First, the economics. It is hard to argue that Americans are over-taxed. Barring some Democrat-run states, America has low taxes compared with most other rich countries. The tax code is already progressive; making it more so would distort the incentive to earn. And America is running budget deficits worth 6% of GDP, the highest on record outside recession or wartime. The Congressional Budget Office, a fiscal watchdog, expects that figure to keep rising.
So this is a bad time for both parties to enter an irresponsibility spiral. At the IMF spring meetings in Washington this week, economists were beginning to wonder when, rather than if, America will suffer a bond-market reckoning worthy of Liz Truss, briefly Britain’s prime minister. As emerging-market finance ministers have long known and their counterparts in Europe are rediscovering, living under the bond market’s microscope is not pleasant.
Then take the politics. The notion that tax giveaways will buy politicians lasting popularity is dubious. Mr Trump’s first-term tax cuts did not prevent him from being beaten in 2020. His approval ratings have kept sliding during this refund season, too. Rishi Sunak, Ms Truss’s successor, jammed through payroll-tax cuts worth 0.7% of GDP ahead of his bruising election loss in 2024. When British voters were polled about his list of achievements, they ranked those tax cuts below banning the XL Bully, a nasty sort of dog.
Democrats hope that cutting taxes will assuage voters’ concerns about affordability. Yet that angst does not reflect actual falls in purchasing power. Wage growth for the average American has outstripped inflation for years. Instead, voters keep getting sticker shock from high nominal prices. Padding incomes by lowering taxes won’t fix that problem.

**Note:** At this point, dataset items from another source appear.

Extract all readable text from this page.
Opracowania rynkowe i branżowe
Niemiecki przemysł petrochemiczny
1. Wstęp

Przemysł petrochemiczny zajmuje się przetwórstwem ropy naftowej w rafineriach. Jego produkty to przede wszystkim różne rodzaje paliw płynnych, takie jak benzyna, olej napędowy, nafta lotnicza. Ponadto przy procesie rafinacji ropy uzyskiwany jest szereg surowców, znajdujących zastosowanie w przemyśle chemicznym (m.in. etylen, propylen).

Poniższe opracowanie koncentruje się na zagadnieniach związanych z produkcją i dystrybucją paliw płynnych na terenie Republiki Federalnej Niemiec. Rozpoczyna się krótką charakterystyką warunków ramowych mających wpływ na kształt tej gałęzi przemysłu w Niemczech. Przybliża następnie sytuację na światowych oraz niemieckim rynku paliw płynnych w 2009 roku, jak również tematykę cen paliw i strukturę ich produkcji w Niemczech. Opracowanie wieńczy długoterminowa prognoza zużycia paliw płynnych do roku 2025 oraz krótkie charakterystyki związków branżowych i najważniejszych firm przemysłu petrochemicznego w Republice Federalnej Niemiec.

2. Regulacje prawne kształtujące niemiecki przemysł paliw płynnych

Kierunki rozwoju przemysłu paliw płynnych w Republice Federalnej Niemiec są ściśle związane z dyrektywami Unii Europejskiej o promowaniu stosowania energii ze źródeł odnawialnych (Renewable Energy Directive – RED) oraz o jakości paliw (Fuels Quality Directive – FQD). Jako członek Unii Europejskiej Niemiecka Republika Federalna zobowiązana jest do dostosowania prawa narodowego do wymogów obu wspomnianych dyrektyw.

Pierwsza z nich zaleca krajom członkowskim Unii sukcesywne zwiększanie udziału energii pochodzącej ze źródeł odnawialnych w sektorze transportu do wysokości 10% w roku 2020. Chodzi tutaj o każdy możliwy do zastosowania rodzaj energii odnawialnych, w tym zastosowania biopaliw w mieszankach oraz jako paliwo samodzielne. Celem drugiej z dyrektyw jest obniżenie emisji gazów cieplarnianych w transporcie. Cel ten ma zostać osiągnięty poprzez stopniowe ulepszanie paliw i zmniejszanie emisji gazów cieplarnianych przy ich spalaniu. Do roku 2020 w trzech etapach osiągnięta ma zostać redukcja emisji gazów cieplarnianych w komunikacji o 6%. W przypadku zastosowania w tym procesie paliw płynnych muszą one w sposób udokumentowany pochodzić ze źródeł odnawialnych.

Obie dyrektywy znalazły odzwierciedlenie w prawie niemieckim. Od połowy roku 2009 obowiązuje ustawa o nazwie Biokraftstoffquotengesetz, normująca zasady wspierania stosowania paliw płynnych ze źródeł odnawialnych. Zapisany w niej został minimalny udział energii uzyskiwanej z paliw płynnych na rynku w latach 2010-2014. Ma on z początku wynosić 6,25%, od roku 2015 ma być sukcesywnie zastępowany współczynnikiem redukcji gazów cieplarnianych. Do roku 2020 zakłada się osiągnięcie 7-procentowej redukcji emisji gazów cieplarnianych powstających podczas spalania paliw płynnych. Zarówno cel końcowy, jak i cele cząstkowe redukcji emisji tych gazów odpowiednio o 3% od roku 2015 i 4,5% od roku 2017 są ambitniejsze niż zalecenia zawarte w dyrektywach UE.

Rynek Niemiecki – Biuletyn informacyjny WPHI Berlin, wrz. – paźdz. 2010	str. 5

Removing so many Americans from the tax base entirely, as the latest Democratic ideas propose, sounds nice but comes with an additional downside. Taxes, if not quite the price of civilisation, do give citizens a reason to care about efficient and effective government. Severing that connection, and leaving large chunks of the electorate as mere recipients of state largesse, risks deepening America’s political dysfunction. That would be lamentable on its own terms, and put the mature political conversation about its fiscal choices that America needs even further out of reach.